In the same regard, we are offered Macht’s character as both a tepid romantic interest for Stetko and a slightly suspicious possible red herring. Neither aspect of his role is handled well. The “romance” involves a single scene of rah-rah “I know you’re strong” pep talk and sweater buttoning, and the suspicious guy angle really only stems from his appearance just after Stetko is attacked by the masked killer. And the “twist” all those reviews said you could see coming a mile away? There is no twist. You can see the ending coming from a mile away because it’s a straight line from the beginning. Director Dominic Sena (Swordfish, Gone in 60 Seconds, Kalifornia) and all four screenwriters merely connected point A to point B. I don’t know if it’s the relative inexperience of screenwriting brothers Jon and Erich Hoeber, whose only other writing credit is a 1998 gangster film called Montana, or the genre shallowness of screenwriting brothers Chad and Carey Hayes, who gave us 2005’s House of Wax and 2007’s The Reaping, but the story here was paper thin. I haven’t read the graphic novel the film was based on, but I can’t believe it was this simplistic.
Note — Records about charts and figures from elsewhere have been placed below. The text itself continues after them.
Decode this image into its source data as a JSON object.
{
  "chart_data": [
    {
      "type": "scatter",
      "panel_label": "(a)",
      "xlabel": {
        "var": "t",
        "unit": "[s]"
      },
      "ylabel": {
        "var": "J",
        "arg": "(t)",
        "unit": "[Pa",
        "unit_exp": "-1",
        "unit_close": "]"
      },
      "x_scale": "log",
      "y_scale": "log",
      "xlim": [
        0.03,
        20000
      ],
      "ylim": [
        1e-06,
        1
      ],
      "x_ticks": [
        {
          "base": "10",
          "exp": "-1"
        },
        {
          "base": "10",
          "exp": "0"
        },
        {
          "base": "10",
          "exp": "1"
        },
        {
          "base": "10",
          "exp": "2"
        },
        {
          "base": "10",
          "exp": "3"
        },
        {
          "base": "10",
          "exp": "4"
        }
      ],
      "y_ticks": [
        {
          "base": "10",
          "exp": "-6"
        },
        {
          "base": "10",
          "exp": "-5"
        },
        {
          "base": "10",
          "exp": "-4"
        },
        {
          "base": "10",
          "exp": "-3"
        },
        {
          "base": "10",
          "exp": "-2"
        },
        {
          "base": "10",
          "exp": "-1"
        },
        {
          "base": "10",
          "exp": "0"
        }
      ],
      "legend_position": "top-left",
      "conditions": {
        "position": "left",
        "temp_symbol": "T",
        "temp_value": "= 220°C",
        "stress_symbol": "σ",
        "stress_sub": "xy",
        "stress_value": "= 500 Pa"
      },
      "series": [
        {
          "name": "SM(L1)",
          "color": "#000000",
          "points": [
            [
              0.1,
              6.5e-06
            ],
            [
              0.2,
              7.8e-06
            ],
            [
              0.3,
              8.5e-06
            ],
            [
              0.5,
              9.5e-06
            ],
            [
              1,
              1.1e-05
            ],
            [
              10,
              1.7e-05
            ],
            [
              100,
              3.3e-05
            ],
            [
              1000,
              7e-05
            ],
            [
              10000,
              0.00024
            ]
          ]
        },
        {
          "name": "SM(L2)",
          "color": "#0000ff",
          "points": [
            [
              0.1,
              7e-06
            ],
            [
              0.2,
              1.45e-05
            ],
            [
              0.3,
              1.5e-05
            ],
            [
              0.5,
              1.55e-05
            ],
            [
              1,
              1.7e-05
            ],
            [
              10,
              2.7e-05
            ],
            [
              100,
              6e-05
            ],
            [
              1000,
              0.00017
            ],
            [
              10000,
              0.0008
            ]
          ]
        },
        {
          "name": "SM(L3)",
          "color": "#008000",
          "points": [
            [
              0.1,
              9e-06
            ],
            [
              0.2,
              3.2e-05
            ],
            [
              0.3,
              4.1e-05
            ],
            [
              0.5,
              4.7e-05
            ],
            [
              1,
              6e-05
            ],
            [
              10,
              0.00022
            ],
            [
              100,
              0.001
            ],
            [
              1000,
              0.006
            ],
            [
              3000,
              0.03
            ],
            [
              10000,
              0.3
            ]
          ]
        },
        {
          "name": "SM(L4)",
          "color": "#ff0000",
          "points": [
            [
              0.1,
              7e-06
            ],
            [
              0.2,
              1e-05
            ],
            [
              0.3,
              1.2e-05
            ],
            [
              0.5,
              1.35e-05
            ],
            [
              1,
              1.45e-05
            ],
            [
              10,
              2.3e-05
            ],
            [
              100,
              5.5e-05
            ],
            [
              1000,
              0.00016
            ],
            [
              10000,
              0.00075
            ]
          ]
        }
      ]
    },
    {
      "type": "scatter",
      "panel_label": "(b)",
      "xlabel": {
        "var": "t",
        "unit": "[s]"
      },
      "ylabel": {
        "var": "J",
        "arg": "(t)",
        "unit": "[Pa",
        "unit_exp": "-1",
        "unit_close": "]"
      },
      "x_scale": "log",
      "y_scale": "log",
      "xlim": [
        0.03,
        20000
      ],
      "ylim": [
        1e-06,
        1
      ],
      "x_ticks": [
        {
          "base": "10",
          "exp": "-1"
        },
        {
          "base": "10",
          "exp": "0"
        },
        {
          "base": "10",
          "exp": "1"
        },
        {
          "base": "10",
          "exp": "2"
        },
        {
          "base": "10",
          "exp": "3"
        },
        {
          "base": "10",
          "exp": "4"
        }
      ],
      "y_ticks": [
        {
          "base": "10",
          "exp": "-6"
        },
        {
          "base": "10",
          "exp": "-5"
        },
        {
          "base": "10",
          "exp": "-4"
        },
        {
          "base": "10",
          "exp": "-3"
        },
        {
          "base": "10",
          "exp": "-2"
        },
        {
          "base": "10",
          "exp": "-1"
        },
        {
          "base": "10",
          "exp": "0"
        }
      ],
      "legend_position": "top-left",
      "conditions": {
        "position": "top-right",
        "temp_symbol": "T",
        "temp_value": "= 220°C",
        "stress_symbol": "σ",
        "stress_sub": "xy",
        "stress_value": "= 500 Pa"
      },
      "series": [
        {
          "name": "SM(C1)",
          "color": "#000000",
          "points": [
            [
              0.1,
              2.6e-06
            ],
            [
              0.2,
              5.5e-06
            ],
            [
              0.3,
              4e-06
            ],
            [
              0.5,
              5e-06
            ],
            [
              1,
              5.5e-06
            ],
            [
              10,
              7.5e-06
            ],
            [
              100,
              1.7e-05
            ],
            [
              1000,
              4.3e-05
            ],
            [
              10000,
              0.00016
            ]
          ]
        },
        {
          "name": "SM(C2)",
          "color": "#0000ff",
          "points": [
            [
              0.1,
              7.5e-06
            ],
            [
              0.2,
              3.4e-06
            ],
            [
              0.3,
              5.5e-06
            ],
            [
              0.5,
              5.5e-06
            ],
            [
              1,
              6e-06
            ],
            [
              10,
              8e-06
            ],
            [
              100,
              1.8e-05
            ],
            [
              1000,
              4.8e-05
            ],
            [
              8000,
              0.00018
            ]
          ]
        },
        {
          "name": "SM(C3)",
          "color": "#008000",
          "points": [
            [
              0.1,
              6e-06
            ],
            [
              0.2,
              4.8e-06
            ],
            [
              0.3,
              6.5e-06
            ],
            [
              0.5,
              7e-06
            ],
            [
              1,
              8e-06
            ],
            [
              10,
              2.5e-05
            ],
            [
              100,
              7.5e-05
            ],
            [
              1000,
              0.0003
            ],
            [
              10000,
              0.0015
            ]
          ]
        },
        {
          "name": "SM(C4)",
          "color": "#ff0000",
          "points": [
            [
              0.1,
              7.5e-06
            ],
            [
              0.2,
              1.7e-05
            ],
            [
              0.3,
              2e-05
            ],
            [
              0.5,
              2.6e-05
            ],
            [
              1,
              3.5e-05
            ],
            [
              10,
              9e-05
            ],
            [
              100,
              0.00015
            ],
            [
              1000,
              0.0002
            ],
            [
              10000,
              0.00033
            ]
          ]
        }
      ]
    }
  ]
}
Whiteout is not awful, but it is maddeningly mediocre. Had the writers taken more time to give the story some real meat on its bones, and the director taken advantage of the beautifully barren climate to build tension and suspense, this could have been a really good movie. But they didn’t and it’s not. If you were to ask me to use my psychic powers to predict whether or not the majority of horror fans would enjoy Whiteout, I would have to say: OUTLOOK NOT SO GOOD.